Dar Salim, Sonja Richter e Sus Wilkins sono i tre attori protagonisti, rispettivamente nei ruoli del marito, della moglie e dell’amante, fisicamente ben definiti: lui muscoloso e di origini non danesi, lei magra e bionda, l’altra giovane e sensuale. Un mix esplosivo, tanto più alla luce del ricatto esercitato sull’uomo dalla moglie, donna con un pesante scheletro nell’armadio.

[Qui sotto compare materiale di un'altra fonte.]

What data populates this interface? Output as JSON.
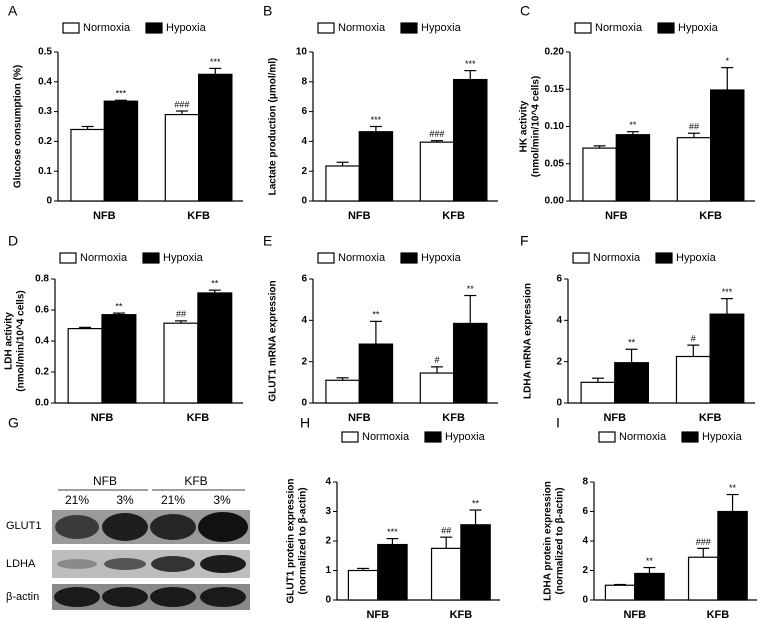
{
  "chart_data": [
    {
      "type": "bar",
      "label": "A",
      "ylabel": [
        "Glucose consumption (%)"
      ],
      "categories": [
        "NFB",
        "KFB"
      ],
      "legend": "top",
      "series": [
        {
          "name": "Normoxia",
          "color": "#ffffff",
          "values": [
            0.24,
            0.29
          ],
          "errors": [
            0.01,
            0.012
          ],
          "annotations": [
            null,
            "###"
          ]
        },
        {
          "name": "Hypoxia",
          "color": "#000000",
          "values": [
            0.335,
            0.425
          ],
          "errors": [
            0.003,
            0.02
          ],
          "annotations": [
            "***",
            "***"
          ]
        }
      ],
      "ylim": [
        0,
        0.5
      ],
      "yticks": [
        0,
        0.1,
        0.2,
        0.3,
        0.4,
        0.5
      ]
    },
    {
      "type": "bar",
      "label": "B",
      "ylabel": [
        "Lactate production (μmol/ml)"
      ],
      "categories": [
        "NFB",
        "KFB"
      ],
      "legend": "top",
      "series": [
        {
          "name": "Normoxia",
          "color": "#ffffff",
          "values": [
            2.35,
            3.95
          ],
          "errors": [
            0.25,
            0.1
          ],
          "annotations": [
            null,
            "###"
          ]
        },
        {
          "name": "Hypoxia",
          "color": "#000000",
          "values": [
            4.65,
            8.15
          ],
          "errors": [
            0.35,
            0.6
          ],
          "annotations": [
            "***",
            "***"
          ]
        }
      ],
      "ylim": [
        0,
        10
      ],
      "yticks": [
        0,
        2,
        4,
        6,
        8,
        10
      ]
    },
    {
      "type": "bar",
      "label": "C",
      "ylabel": [
        "HK activity",
        "(nmol/min/10^4 cells)"
      ],
      "categories": [
        "NFB",
        "KFB"
      ],
      "legend": "top",
      "series": [
        {
          "name": "Normoxia",
          "color": "#ffffff",
          "values": [
            0.071,
            0.085
          ],
          "errors": [
            0.003,
            0.006
          ],
          "annotations": [
            null,
            "##"
          ]
        },
        {
          "name": "Hypoxia",
          "color": "#000000",
          "values": [
            0.089,
            0.149
          ],
          "errors": [
            0.004,
            0.03
          ],
          "annotations": [
            "**",
            "*"
          ]
        }
      ],
      "ylim": [
        0,
        0.2
      ],
      "yticks": [
        {
          "value": 0,
          "label": "0.00"
        },
        0.05,
        {
          "value": 0.1,
          "label": "0.10"
        },
        0.15,
        {
          "value": 0.2,
          "label": "0.20"
        }
      ]
    },
    {
      "type": "bar",
      "label": "D",
      "ylabel": [
        "LDH activity",
        "(nmol/min/10^4 cells)"
      ],
      "categories": [
        "NFB",
        "KFB"
      ],
      "legend": "top",
      "series": [
        {
          "name": "Normoxia",
          "color": "#ffffff",
          "values": [
            0.48,
            0.515
          ],
          "errors": [
            0.008,
            0.015
          ],
          "annotations": [
            null,
            "##"
          ]
        },
        {
          "name": "Hypoxia",
          "color": "#000000",
          "values": [
            0.57,
            0.71
          ],
          "errors": [
            0.01,
            0.018
          ],
          "annotations": [
            "**",
            "**"
          ]
        }
      ],
      "ylim": [
        0,
        0.8
      ],
      "yticks": [
        {
          "value": 0,
          "label": "0.0"
        },
        0.2,
        0.4,
        0.6,
        0.8
      ]
    },
    {
      "type": "bar",
      "label": "E",
      "ylabel": [
        "GLUT1 mRNA expression"
      ],
      "categories": [
        "NFB",
        "KFB"
      ],
      "legend": "top",
      "series": [
        {
          "name": "Normoxia",
          "color": "#ffffff",
          "values": [
            1.1,
            1.45
          ],
          "errors": [
            0.12,
            0.3
          ],
          "annotations": [
            null,
            "#"
          ]
        },
        {
          "name": "Hypoxia",
          "color": "#000000",
          "values": [
            2.85,
            3.85
          ],
          "errors": [
            1.1,
            1.35
          ],
          "annotations": [
            "**",
            "**"
          ]
        }
      ],
      "ylim": [
        0,
        6
      ],
      "yticks": [
        0,
        2,
        4,
        6
      ]
    },
    {
      "type": "bar",
      "label": "F",
      "ylabel": [
        "LDHA mRNA expression"
      ],
      "categories": [
        "NFB",
        "KFB"
      ],
      "legend": "top",
      "series": [
        {
          "name": "Normoxia",
          "color": "#ffffff",
          "values": [
            1.0,
            2.25
          ],
          "errors": [
            0.2,
            0.55
          ],
          "annotations": [
            null,
            "#"
          ]
        },
        {
          "name": "Hypoxia",
          "color": "#000000",
          "values": [
            1.95,
            4.3
          ],
          "errors": [
            0.65,
            0.75
          ],
          "annotations": [
            "**",
            "***"
          ]
        }
      ],
      "ylim": [
        0,
        6
      ],
      "yticks": [
        0,
        2,
        4,
        6
      ]
    },
    {
      "type": "bar",
      "label": "H",
      "ylabel": [
        "GLUT1 protein expression",
        "(normalized to β-actin)"
      ],
      "categories": [
        "NFB",
        "KFB"
      ],
      "legend": "top",
      "series": [
        {
          "name": "Normoxia",
          "color": "#ffffff",
          "values": [
            1.0,
            1.75
          ],
          "errors": [
            0.07,
            0.38
          ],
          "annotations": [
            null,
            "##"
          ]
        },
        {
          "name": "Hypoxia",
          "color": "#000000",
          "values": [
            1.88,
            2.55
          ],
          "errors": [
            0.2,
            0.5
          ],
          "annotations": [
            "***",
            "**"
          ]
        }
      ],
      "ylim": [
        0,
        4
      ],
      "yticks": [
        0,
        1,
        2,
        3,
        4
      ]
    },
    {
      "type": "bar",
      "label": "I",
      "ylabel": [
        "LDHA protein expression",
        "(normalized to β-actin)"
      ],
      "categories": [
        "NFB",
        "KFB"
      ],
      "legend": "top",
      "series": [
        {
          "name": "Normoxia",
          "color": "#ffffff",
          "values": [
            1.0,
            2.9
          ],
          "errors": [
            0.05,
            0.6
          ],
          "annotations": [
            null,
            "###"
          ]
        },
        {
          "name": "Hypoxia",
          "color": "#000000",
          "values": [
            1.8,
            6.0
          ],
          "errors": [
            0.4,
            1.15
          ],
          "annotations": [
            "**",
            "**"
          ]
        }
      ],
      "ylim": [
        0,
        8
      ],
      "yticks": [
        0,
        2,
        4,
        6,
        8
      ]
    }
  ],
  "blot": {
    "label": "G",
    "groups": [
      "NFB",
      "KFB"
    ],
    "lanes": [
      "21%",
      "3%",
      "21%",
      "3%"
    ],
    "rows": [
      "GLUT1",
      "LDHA",
      "β-actin"
    ]
  }
}
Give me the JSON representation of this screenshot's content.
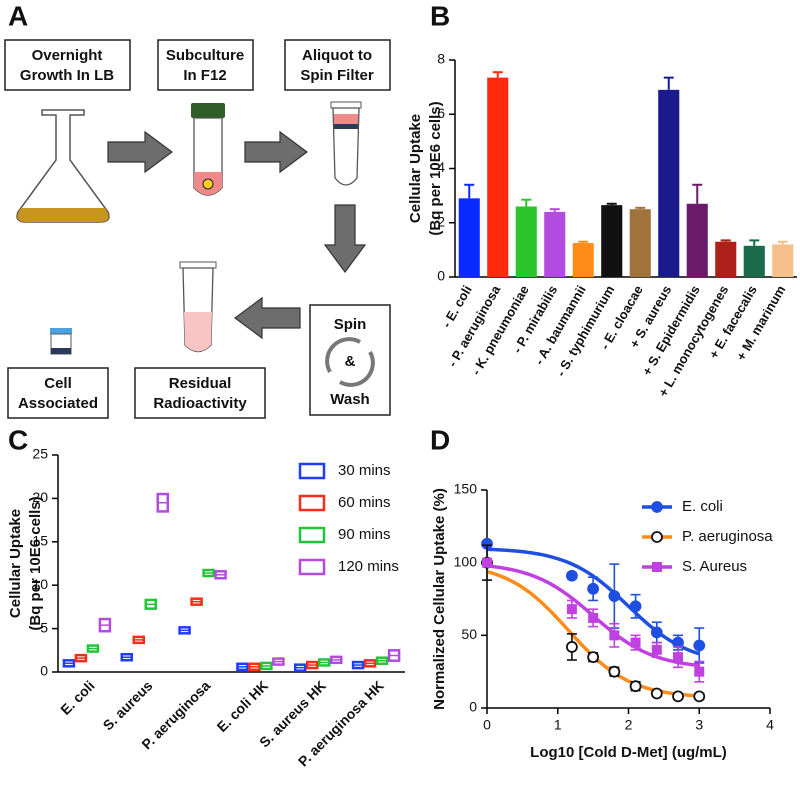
{
  "diagram": {
    "label": "A",
    "boxes": [
      {
        "lines": [
          "Overnight",
          "Growth In LB"
        ]
      },
      {
        "lines": [
          "Subculture",
          "In F12"
        ]
      },
      {
        "lines": [
          "Aliquot to",
          "Spin Filter"
        ]
      },
      {
        "lines": [
          "Spin",
          "&",
          "Wash"
        ]
      },
      {
        "lines": [
          "Residual",
          "Radioactivity"
        ]
      },
      {
        "lines": [
          "Cell",
          "Associated"
        ]
      }
    ]
  },
  "chart_data": [
    {
      "type": "bar",
      "panel": "B",
      "ylabel": [
        "Cellular Uptake",
        "(Bq per 10E6 cells)"
      ],
      "categories": [
        "- E. coli",
        "- P. aeruginosa",
        "- K. pneumoniae",
        "- P. mirabilis",
        "- A. baumannii",
        "- S. typhimurium",
        "- E. cloacae",
        "+ S. aureus",
        "+ S. Epidermidis",
        "+ L. monocytogenes",
        "+ E. facecalis",
        "+ M. marinum"
      ],
      "values": [
        2.9,
        7.35,
        2.6,
        2.4,
        1.25,
        2.65,
        2.5,
        6.9,
        2.7,
        1.3,
        1.15,
        1.2
      ],
      "errors": [
        0.5,
        0.2,
        0.25,
        0.1,
        0.05,
        0.05,
        0.05,
        0.45,
        0.7,
        0.05,
        0.2,
        0.1
      ],
      "colors": [
        "#0a2bff",
        "#ff2a0a",
        "#2bc42b",
        "#b44be0",
        "#ff8c1a",
        "#111111",
        "#a0733a",
        "#1a1a8c",
        "#6b1a6b",
        "#b0201a",
        "#1a6b4a",
        "#f5c08a"
      ],
      "ylim": [
        0,
        8
      ],
      "yticks": [
        0,
        2,
        4,
        6,
        8
      ],
      "grid": false
    },
    {
      "type": "box",
      "panel": "C",
      "ylabel": [
        "Cellular Uptake",
        "(Bq per 10E6 cells)"
      ],
      "categories": [
        "E. coli",
        "S. aureus",
        "P. aeruginosa",
        "E. coli HK",
        "S. aureus HK",
        "P. aeruginosa HK"
      ],
      "series": [
        {
          "name": "30 mins",
          "color": "#1f3cff",
          "values": [
            1.0,
            1.7,
            4.8,
            0.6,
            0.5,
            0.8
          ],
          "errors": [
            0.1,
            0.1,
            0.15,
            0.1,
            0.1,
            0.2
          ]
        },
        {
          "name": "60 mins",
          "color": "#ff2a1a",
          "values": [
            1.6,
            3.7,
            8.1,
            0.6,
            0.8,
            1.0
          ],
          "errors": [
            0.1,
            0.15,
            0.15,
            0.1,
            0.2,
            0.3
          ]
        },
        {
          "name": "90 mins",
          "color": "#22c43a",
          "values": [
            2.7,
            7.8,
            11.4,
            0.7,
            1.1,
            1.3
          ],
          "errors": [
            0.2,
            0.5,
            0.3,
            0.1,
            0.2,
            0.3
          ]
        },
        {
          "name": "120 mins",
          "color": "#b44be0",
          "values": [
            5.4,
            19.5,
            11.2,
            1.2,
            1.4,
            1.9
          ],
          "errors": [
            0.7,
            1.0,
            0.4,
            0.2,
            0.3,
            0.6
          ]
        }
      ],
      "ylim": [
        0,
        25
      ],
      "yticks": [
        0,
        5,
        10,
        15,
        20,
        25
      ],
      "grid": false,
      "legend": "top-right"
    },
    {
      "type": "scatter",
      "panel": "D",
      "xlabel": "Log10 [Cold D-Met] (ug/mL)",
      "ylabel": "Normalized Cellular Uptake (%)",
      "series": [
        {
          "name": "E. coli",
          "color": "#1f4fe0",
          "marker": "circle",
          "x": [
            0,
            1.2,
            1.5,
            1.8,
            2.1,
            2.4,
            2.7,
            3.0
          ],
          "values": [
            113,
            91,
            82,
            77,
            70,
            52,
            45,
            43
          ],
          "errors": [
            0,
            2,
            8,
            22,
            8,
            7,
            5,
            12
          ],
          "fit": {
            "top": 110,
            "bottom": 30,
            "logec50": 2.0,
            "hill": 1
          }
        },
        {
          "name": "P. aeruginosa",
          "color": "#ff8c1a",
          "marker": "open-circle",
          "x": [
            0,
            1.2,
            1.5,
            1.8,
            2.1,
            2.4,
            2.7,
            3.0
          ],
          "values": [
            100,
            42,
            35,
            25,
            15,
            10,
            8,
            8
          ],
          "errors": [
            12,
            9,
            3,
            3,
            3,
            2,
            2,
            2
          ],
          "fit": {
            "top": 100,
            "bottom": 7,
            "logec50": 1.15,
            "hill": 1
          }
        },
        {
          "name": "S. Aureus",
          "color": "#c040e0",
          "marker": "square",
          "x": [
            0,
            1.2,
            1.5,
            1.8,
            2.1,
            2.4,
            2.7,
            3.0
          ],
          "values": [
            100,
            68,
            62,
            50,
            45,
            40,
            35,
            25
          ],
          "errors": [
            0,
            6,
            6,
            8,
            5,
            5,
            7,
            7
          ],
          "fit": {
            "top": 100,
            "bottom": 27,
            "logec50": 1.5,
            "hill": 1
          }
        }
      ],
      "xlim": [
        0,
        4
      ],
      "xticks": [
        0,
        1,
        2,
        3,
        4
      ],
      "ylim": [
        0,
        150
      ],
      "yticks": [
        0,
        50,
        100,
        150
      ],
      "grid": false,
      "legend": "top-right"
    }
  ]
}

Naturalmente bisogna accettare la piega crudele che la storia impone agli eventi, tra antichi e freschi omicidi, mentre la polizia indaga alla ricerca di prove introvabili, abilmente occultate. Ma francamente, più che il plot un po’ cervellotico, a tratti allucinato, colpisce lo sguardo che la cineasta posa sulle dinamiche della coppia sposata, soprattutto sui tormenti meschinelli, pure umanissimi, di quell’uomo maldestro, in crisi, diviso tra la moglie arcigna, ormai respingente, e l’amante sensuale, oltremodo esigente. Sarà difficile per gli spettatori maschietti non provare un minimo di solidarietà.

Un tempo, prima del planetario Netflix, avrebbero di sicuro fatto un remake a Hollywood del film danese.